One of the best ways of getting to know the UK’s capital is to discover the Royal Parks of London. Driving between them, you will build up some knowledge of London’s major roads and be able to do some sightseeing at the same time. Before driving on the capital’s streets, make sure that your tyres are legal by getting them checked by a dealership like Point S. Also, ensure that you are ready to pay the congestion charge, which is easy to do via Transport for London’s website. Finally, avoid the rush hour for a road trip like this. The roads are much less busy after about 9.30am.
Start in the West
Begin your trip around London’s Royal Parks in the West.

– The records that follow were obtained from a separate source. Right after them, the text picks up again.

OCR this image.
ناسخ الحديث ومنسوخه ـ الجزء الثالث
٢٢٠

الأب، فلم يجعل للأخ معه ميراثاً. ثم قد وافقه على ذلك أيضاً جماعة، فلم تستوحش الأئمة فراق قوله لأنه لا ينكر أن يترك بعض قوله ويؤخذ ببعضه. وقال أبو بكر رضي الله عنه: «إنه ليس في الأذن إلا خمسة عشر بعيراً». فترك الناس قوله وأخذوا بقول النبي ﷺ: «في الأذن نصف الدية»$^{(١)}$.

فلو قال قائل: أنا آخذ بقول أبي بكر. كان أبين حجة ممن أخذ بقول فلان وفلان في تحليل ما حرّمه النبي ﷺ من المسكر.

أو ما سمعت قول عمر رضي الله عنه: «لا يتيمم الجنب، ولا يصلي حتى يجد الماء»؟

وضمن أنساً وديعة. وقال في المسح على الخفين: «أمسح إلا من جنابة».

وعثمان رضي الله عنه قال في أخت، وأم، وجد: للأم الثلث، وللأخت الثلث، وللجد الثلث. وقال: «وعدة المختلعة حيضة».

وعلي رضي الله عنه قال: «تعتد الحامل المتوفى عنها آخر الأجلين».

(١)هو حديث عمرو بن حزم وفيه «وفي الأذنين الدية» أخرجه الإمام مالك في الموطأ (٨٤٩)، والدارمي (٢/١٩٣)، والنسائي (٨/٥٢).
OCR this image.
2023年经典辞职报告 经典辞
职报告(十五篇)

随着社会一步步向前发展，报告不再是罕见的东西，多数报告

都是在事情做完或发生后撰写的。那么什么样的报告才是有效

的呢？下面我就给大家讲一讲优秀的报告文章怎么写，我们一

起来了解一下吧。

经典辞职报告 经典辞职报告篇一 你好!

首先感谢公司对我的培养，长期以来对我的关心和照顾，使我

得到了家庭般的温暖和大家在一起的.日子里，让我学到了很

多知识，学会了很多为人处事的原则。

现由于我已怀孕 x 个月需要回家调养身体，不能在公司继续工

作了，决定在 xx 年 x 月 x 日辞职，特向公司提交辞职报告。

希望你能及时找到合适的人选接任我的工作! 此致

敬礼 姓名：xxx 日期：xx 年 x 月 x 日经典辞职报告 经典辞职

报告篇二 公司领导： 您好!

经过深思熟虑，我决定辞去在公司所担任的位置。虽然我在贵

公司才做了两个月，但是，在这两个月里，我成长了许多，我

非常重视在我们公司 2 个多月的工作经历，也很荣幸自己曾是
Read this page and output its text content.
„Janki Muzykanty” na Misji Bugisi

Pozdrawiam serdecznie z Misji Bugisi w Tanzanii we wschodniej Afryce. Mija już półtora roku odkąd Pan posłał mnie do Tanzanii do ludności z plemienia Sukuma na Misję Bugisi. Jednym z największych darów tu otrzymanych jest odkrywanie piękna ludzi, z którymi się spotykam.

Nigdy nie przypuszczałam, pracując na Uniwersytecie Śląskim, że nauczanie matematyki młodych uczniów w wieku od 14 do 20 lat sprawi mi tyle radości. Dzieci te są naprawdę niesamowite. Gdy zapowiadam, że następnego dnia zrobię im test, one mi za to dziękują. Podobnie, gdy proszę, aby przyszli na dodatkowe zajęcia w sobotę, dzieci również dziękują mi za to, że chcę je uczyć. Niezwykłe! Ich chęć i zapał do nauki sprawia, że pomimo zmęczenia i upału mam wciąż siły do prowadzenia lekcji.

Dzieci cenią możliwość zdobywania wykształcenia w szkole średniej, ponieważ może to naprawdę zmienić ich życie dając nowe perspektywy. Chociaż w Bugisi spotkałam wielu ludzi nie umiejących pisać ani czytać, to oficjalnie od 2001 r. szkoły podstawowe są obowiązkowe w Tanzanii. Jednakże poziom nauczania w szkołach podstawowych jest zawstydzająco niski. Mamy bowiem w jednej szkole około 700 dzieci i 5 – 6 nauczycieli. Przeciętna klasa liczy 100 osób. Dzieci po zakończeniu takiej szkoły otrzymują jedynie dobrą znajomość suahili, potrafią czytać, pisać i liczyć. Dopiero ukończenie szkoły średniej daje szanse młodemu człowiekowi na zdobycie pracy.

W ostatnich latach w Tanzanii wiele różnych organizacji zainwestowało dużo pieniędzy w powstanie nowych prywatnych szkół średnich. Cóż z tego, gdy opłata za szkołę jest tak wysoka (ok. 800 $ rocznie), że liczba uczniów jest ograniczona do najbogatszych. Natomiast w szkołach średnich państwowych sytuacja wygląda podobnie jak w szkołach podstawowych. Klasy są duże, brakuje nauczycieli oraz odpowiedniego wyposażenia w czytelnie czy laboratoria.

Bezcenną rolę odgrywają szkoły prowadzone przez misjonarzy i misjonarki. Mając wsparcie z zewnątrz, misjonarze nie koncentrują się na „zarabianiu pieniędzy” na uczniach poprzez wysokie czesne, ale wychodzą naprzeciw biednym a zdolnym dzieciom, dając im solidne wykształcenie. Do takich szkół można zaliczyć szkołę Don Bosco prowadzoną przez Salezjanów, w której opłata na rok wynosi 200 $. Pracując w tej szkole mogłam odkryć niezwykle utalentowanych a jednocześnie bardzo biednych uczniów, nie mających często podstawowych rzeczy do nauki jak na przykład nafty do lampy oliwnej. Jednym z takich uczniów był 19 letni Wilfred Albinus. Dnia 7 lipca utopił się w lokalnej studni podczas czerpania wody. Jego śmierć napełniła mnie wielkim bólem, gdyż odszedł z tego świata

Brompton Cemetery is one of the least visited Royal Parks of London, but is well worth a journey here. It takes up sixteen and a half hectares and is one of the finest cemeteries of its kind in the UK. It has been used extensively as a set in movies, including the James Bond film, Goldeneye, and Storm breaker in 2006.
Take the A4 west and then pick up the A316 southwest to head to Bushy Park. There are some idyllic cycle rides that you can do here and the park is also home to herds of deer that you can spot from time to time. It is the second largest of all the Royal Parks of London. From here, cross over the river Thames at Kingston and pick up the A308 to Richmond Park. This is London’s largest park and also a site of special scientific interest for its plant life.
St James Park
Take the A3 from Richmond into central London. When you intersect with the A202 at Kennington, turn left and head northwards in the direction of Vauxhall. Cross the river once more into Pimlico. From here, you can easily reach both Green Park and St James Park near to Buckingham Palace, just beyond Victoria station. These parks are very well maintained and a favourite among tourists. Green Park is one of the smallest in the capital and has some elegant war memorials, such as the Canada Memorial.
Continue your drive just a little further north onto Park Lane towards the A5 at Marble Arch. From here you can access Hyde Park. This has some of London’s best kept parkland as well as the famous boating lake – the Serpentine. From Hyde Park it is just a stroll to visit another Royal Park, Kensington Gardens which houses the Peter Pan statue and the Albert Memorial which overlooks the Royal Albert Hall.
Complete the Journey
To finish off your road trip around London, continue north on the A5 until you reach the A5205, where you should turn right and pass Lord’s cricket ground. Just beyond it you will reach Regent’s Park, another large open space that happens to be a Royal Park. Here, you can access London Zoo and the park’s open air theatre. From Regent’s Park head to Greenwich Park, the last Royal Park of London, which lies in southeast London. Take the A501 eastbound, before picking up the A1202 and then the A13 to continue eastwards. Cross under the river one final time at the Blackwall Tunnel to reach Greenwich Park in the simplest way.